As we are watching the news and the images coming out of Egypt, and the death toll, you can see the contrast between the protests that ended Morsi’s regime and what has been going on since then.
The Muslim Brotherhood are adamant about fighting the will of the people. If they actually cared about legitimacy, they would have accepted the people’s decision to remove Morsi from office. On June 30th over 33 million of people walked out to participate peacefully in a rally asking Morsi to resign. That is more than the total number of people who voted for Morsi, and far more than have participated in protests calling for his return to office.
I understand that the Muslim Brotherhood won all elections that followed the toppling of Mubarak, and Morsi governed the country for a year. But we cannot ignore the fact that Morsi’s regime ended because of mammoth rallies and overwhelming popular opinion denouncing his rule as incompetent and partisan.
Now we are seeing Morsi supporters being used as pawns in a pointless fight. I do respect their right to protest, but you have to pick your battles. It is obvious that the Muslim Brotherhood has lost the people’s trust and sympathy.
We are left now with a group who prey on the Egyptian people’s love of their religion, and their lack of awareness about the political issues. They carelessly put these faithful followers in harm’s way, and encourage them to engage in illegal acts, such as burning churches, attacking the armed forces, and defying the military. The direct result of this behavior is that Egypt is now under emergency law again, despite the all the hard work Egyptian activists did to get it overturned in 2012.
I don’t endorse violence against civilians who are protesting for a cause they believe in. But when the Muslim Brotherhood members protest with guns and torches, I need my local authorities to take action to protect the rest of the people. Because now we are not talking about a peaceful protest or sit-in, we are talking about a terrorist organization taking to the street with assault weapons to harm civilians and challenge the authorities.
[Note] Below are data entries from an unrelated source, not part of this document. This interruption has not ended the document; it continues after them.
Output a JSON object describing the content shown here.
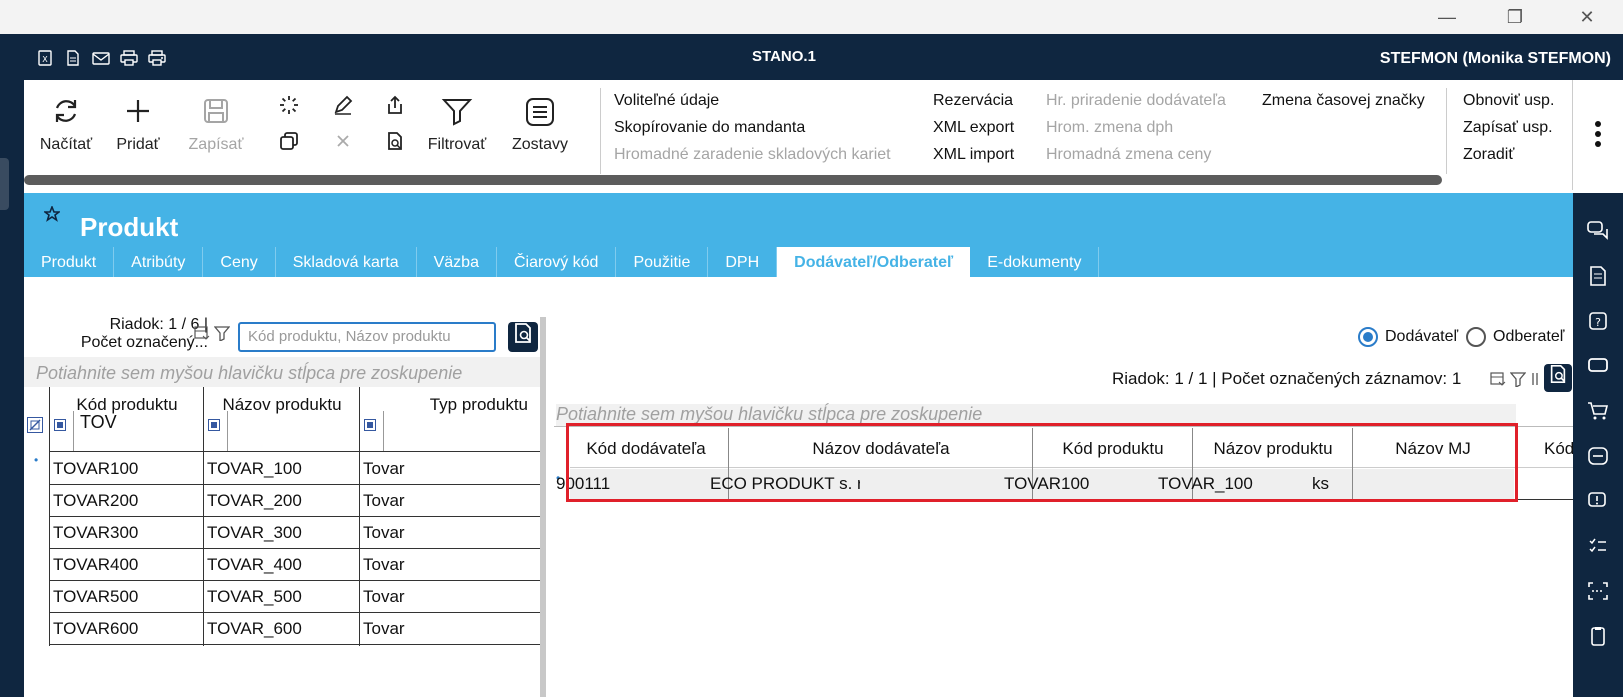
{
  "window": {
    "minimize_glyph": "—",
    "restore_glyph": "❐",
    "close_glyph": "✕"
  },
  "appbar": {
    "title": "STANO.1",
    "user": "STEFMON (Monika STEFMON)",
    "icons": [
      "excel-icon",
      "document-icon",
      "mail-icon",
      "print-icon",
      "print-preview-icon"
    ]
  },
  "toolbar": {
    "buttons": [
      {
        "label": "Načítať",
        "icon": "refresh-icon",
        "enabled": true
      },
      {
        "label": "Pridať",
        "icon": "plus-icon",
        "enabled": true
      },
      {
        "label": "Zapísať",
        "icon": "save-icon",
        "enabled": false
      }
    ],
    "filter_label": "Filtrovať",
    "reports_label": "Zostavy",
    "menu_col1": [
      {
        "label": "Voliteľné údaje",
        "enabled": true
      },
      {
        "label": "Skopírovanie do mandanta",
        "enabled": true
      },
      {
        "label": "Hromadné zaradenie skladových kariet",
        "enabled": false
      }
    ],
    "menu_col2": [
      {
        "label": "Rezervácia",
        "enabled": true
      },
      {
        "label": "XML export",
        "enabled": true
      },
      {
        "label": "XML import",
        "enabled": true
      }
    ],
    "menu_col3": [
      {
        "label": "Hr. priradenie dodávateľa",
        "enabled": false
      },
      {
        "label": "Hrom. zmena dph",
        "enabled": false
      },
      {
        "label": "Hromadná zmena ceny",
        "enabled": false
      }
    ],
    "menu_col4": [
      {
        "label": "Zmena časovej značky",
        "enabled": true
      }
    ],
    "menu_col5": [
      {
        "label": "Obnoviť usp.",
        "enabled": true
      },
      {
        "label": "Zapísať usp.",
        "enabled": true
      },
      {
        "label": "Zoradiť",
        "enabled": true
      }
    ]
  },
  "page": {
    "title": "Produkt"
  },
  "tabs": [
    {
      "label": "Produkt",
      "active": false
    },
    {
      "label": "Atribúty",
      "active": false
    },
    {
      "label": "Ceny",
      "active": false
    },
    {
      "label": "Skladová karta",
      "active": false
    },
    {
      "label": "Väzba",
      "active": false
    },
    {
      "label": "Čiarový kód",
      "active": false
    },
    {
      "label": "Použitie",
      "active": false
    },
    {
      "label": "DPH",
      "active": false
    },
    {
      "label": "Dodávateľ/Odberateľ",
      "active": true
    },
    {
      "label": "E-dokumenty",
      "active": false
    }
  ],
  "left": {
    "status_line1": "Riadok: 1 / 6 |",
    "status_line2": "Počet označený...",
    "search_placeholder": "Kód produktu, Názov produktu",
    "group_hint": "Potiahnite sem myšou hlavičku stĺpca pre zoskupenie",
    "columns": [
      "Kód produktu",
      "Názov produktu",
      "Typ produktu"
    ],
    "filter_value": "TOV",
    "rows": [
      [
        "TOVAR100",
        "TOVAR_100",
        "Tovar"
      ],
      [
        "TOVAR200",
        "TOVAR_200",
        "Tovar"
      ],
      [
        "TOVAR300",
        "TOVAR_300",
        "Tovar"
      ],
      [
        "TOVAR400",
        "TOVAR_400",
        "Tovar"
      ],
      [
        "TOVAR500",
        "TOVAR_500",
        "Tovar"
      ],
      [
        "TOVAR600",
        "TOVAR_600",
        "Tovar"
      ]
    ]
  },
  "right": {
    "radio_supplier": "Dodávateľ",
    "radio_customer": "Odberateľ",
    "selected": "Dodávateľ",
    "status": "Riadok: 1 / 1 | Počet označených záznamov: 1",
    "group_hint": "Potiahnite sem myšou hlavičku stĺpca pre zoskupenie",
    "columns": [
      "Kód dodávateľa",
      "Názov dodávateľa",
      "Kód produktu",
      "Názov produktu",
      "Názov MJ",
      "Kód"
    ],
    "rows": [
      [
        "900111",
        "ECO PRODUKT s. r. o.",
        "TOVAR100",
        "TOVAR_100",
        "ks",
        ""
      ]
    ]
  },
  "sidebar_icons": [
    "chat-icon",
    "document-list-icon",
    "help-icon",
    "message-icon",
    "cart-icon",
    "exchange-icon",
    "alert-icon",
    "checklist-icon",
    "scan-icon",
    "clipboard-icon"
  ]
}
The violence we are witnessing these days from the Muslim Brotherhood isn’t even unusual for them. They seem to welcome the bloodshed to prove their legitimacy and their appeal. The Muslim Brotherhood lost a great deal of public support after their recent sit-in, and they are now facing police and military on the streets of Cairo. Their supporters are shrinking to a few thousand, and many of the people fighting in the streets on behalf of the Muslim Brotherhood aren’t even Egyptians, but have come from other countries to fight for their faith.
The Muslim Brotherhood chants about peace during their protests, however their protests have been anything but peaceful. Protesters used women and children as shields, and some had machine guns. Snipers maimed security forces from the tops of buildings. More than a dozen churches were attacked and burned on a single day by Morsi supporters.
It seems like the Muslim Brotherhood has declared war against Egypt, and is using terrorist tactics to foil the country’s aim of forming a secular democratic civil state. They have been seen burning churches, schools, and museums, randomly firing on and killing civilians sitting in their homes, burning public and private property, and targeting government buildings and police stations. These are all are clear forms of terrorism.
What we have in Egypt right now isn’t a civil war; it is is civil unrest. In a civil war you generally see a divided military, but that hasn’t happened here. On the contrary, the unified military is very popular in Egypt right now, and the police as well. We have even seen regular civilians forming vigilante groups to defend their neighborhoods against attacks from the Muslim Brotherhood rallies.
The Muslim Brotherhood failed to impose a Taliban-like state in Egypt. The vast majority of Egyptians are more moderate muslims, and are opposed to such an idea. The misconception here that all Egyptians are in the streets protesting. The truth is the people protesting on the streets of Egypt are only the Muslim Brotherhood followers and supporters, and their popularity is getting weaker by the day.